If you’re Colin Laroque, wood has a tale to tell, whether it’s the oldest hockey stick in Canada, a piece of the Titanic, a weather-ravaged scrubby spruce from Labrador or a Manitoba maple from a southern Saskatchewan farm yard.
“People started planting shelter belts 100 years ago and they’ve been planting trees ever since,” said Laroque, who started his position as professor in the College of Agriculture and Bioresources and the School of Environment and Sustainability at the beginning of January. “They’ve planted close to a billion trees.”
Laroque is a dendrochronologist, someone who examines the rings of trees to read the tale of climate change, history and industrial development. His lab—one of only about a dozen of its type in Canada—is sought out by environmental and climate scientists as well as archaeologists across the country.

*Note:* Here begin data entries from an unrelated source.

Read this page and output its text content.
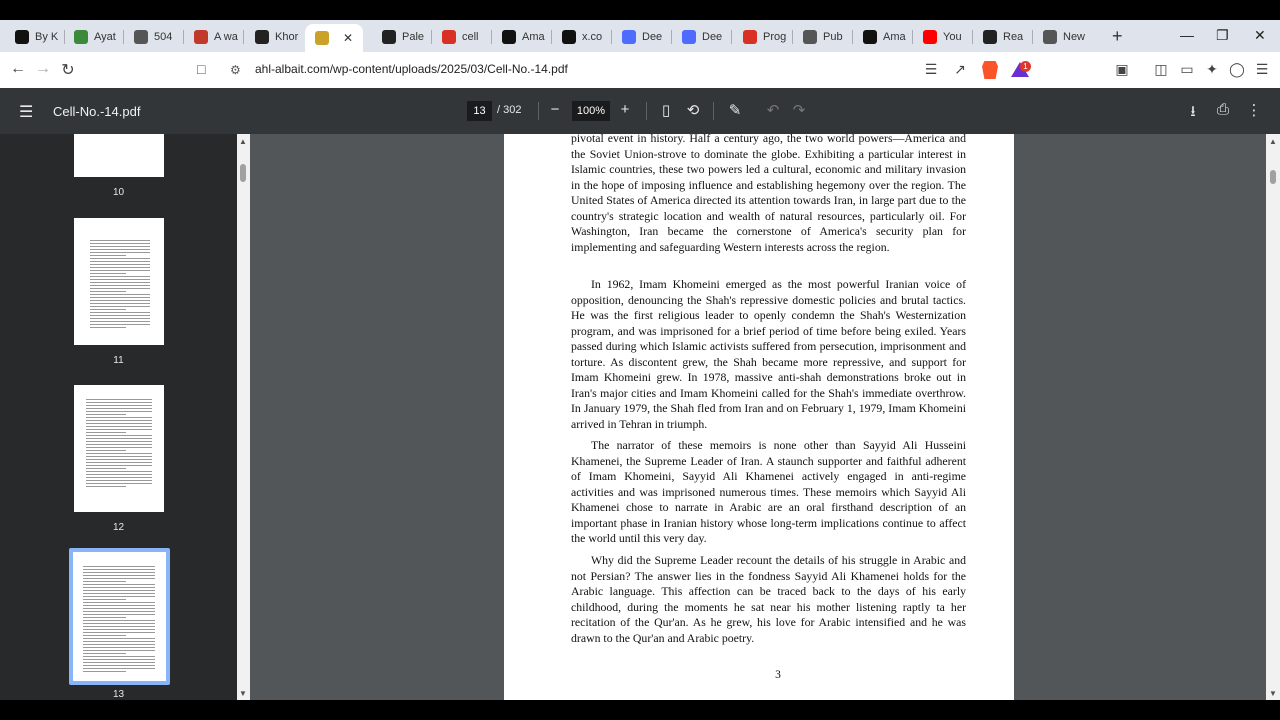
By K	Ayat	504	A wa	Khor	✕	Pale	cell	Ama	x.co	Dee	Dee	Prog	Pub	Ama	You	Rea	New +	— ❐ ✕
← → ↻	□ ⚙ ahl-albait.com/wp-content/uploads/2025/03/Cell-No.-14.pdf	☰ ↗	▣ ◫ ▭ ✦ ◯ ☰
1
☰ Cell-No.-14.pdf	13	/ 302	−	100%	+	▯	⟲ ✎ ↶ ↷	⭳	⎙ ⋮
10
11
12
13
▲
▼
pivotal event in history. Half a century ago, the two world powers—America and the Soviet Union-strove to dominate the globe. Exhibiting a particular interest in Islamic countries, these two powers led a cultural, economic and military invasion in the hope of imposing influence and establishing hegemony over the region. The United States of America directed its attention towards Iran, in large part due to the country's strategic location and wealth of natural resources, particularly oil. For Washington, Iran became the cornerstone of America's security plan for implementing and safeguarding Western interests across the region.
In 1962, Imam Khomeini emerged as the most powerful Iranian voice of opposition, denouncing the Shah's repressive domestic policies and brutal tactics. He was the first religious leader to openly condemn the Shah's Westernization program, and was imprisoned for a brief period of time before being exiled. Years passed during which Islamic activists suffered from persecution, imprisonment and torture. As discontent grew, the Shah became more repressive, and support for Imam Khomeini grew. In 1978, massive anti-shah demonstrations broke out in Iran's major cities and Imam Khomeini called for the Shah's immediate overthrow. In January 1979, the Shah fled from Iran and on February 1, 1979, Imam Khomeini arrived in Tehran in triumph.
The narrator of these memoirs is none other than Sayyid Ali Husseini Khamenei, the Supreme Leader of Iran. A staunch supporter and faithful adherent of Imam Khomeini, Sayyid Ali Khamenei actively engaged in anti-regime activities and was imprisoned numerous times. These memoirs which Sayyid Ali Khamenei chose to narrate in Arabic are an oral firsthand description of an important phase in Iranian history whose long-term implications continue to affect the world until this very day.
Why did the Supreme Leader recount the details of his struggle in Arabic and not Persian? The answer lies in the fondness Sayyid Ali Khamenei holds for the Arabic language. This affection can be traced back to the days of his early childhood, during the moments he sat near his mother listening raptly ta her recitation of the Qur'an. As he grew, his love for Arabic intensified and he was drawn to the Qur'an and Arabic poetry.
3
▲
▼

Laroque spent his formative years between the family’s home in Saskatoon and farm near Duck Lake, finishing high school at Bedford Road Collegiate before coming to the U of S for his BSc. He completed his MSc and PhD at the University of Victoria and spent the last 10 years at Mount Allison University in New Brunswick, where he established the nationally recognized Mount Allison Dendrochronology Lab.
The U of S offered Laroque a chance to return to his roots, plus access to a wide range of expertise and advanced analytical tools.
“The synchrotron is very interesting to me. The type of chemical analyses you can do with that machine is amazing.
A recipient of a 3M Teaching Fellowship, Laroque is committed to inspiring students to interact with the natural world.
“I’m all for taking undergrads outdoors. You can teach them in a classroom, but you can also teach them on the banks of the South Saskatchewan River. I want to get them outside!”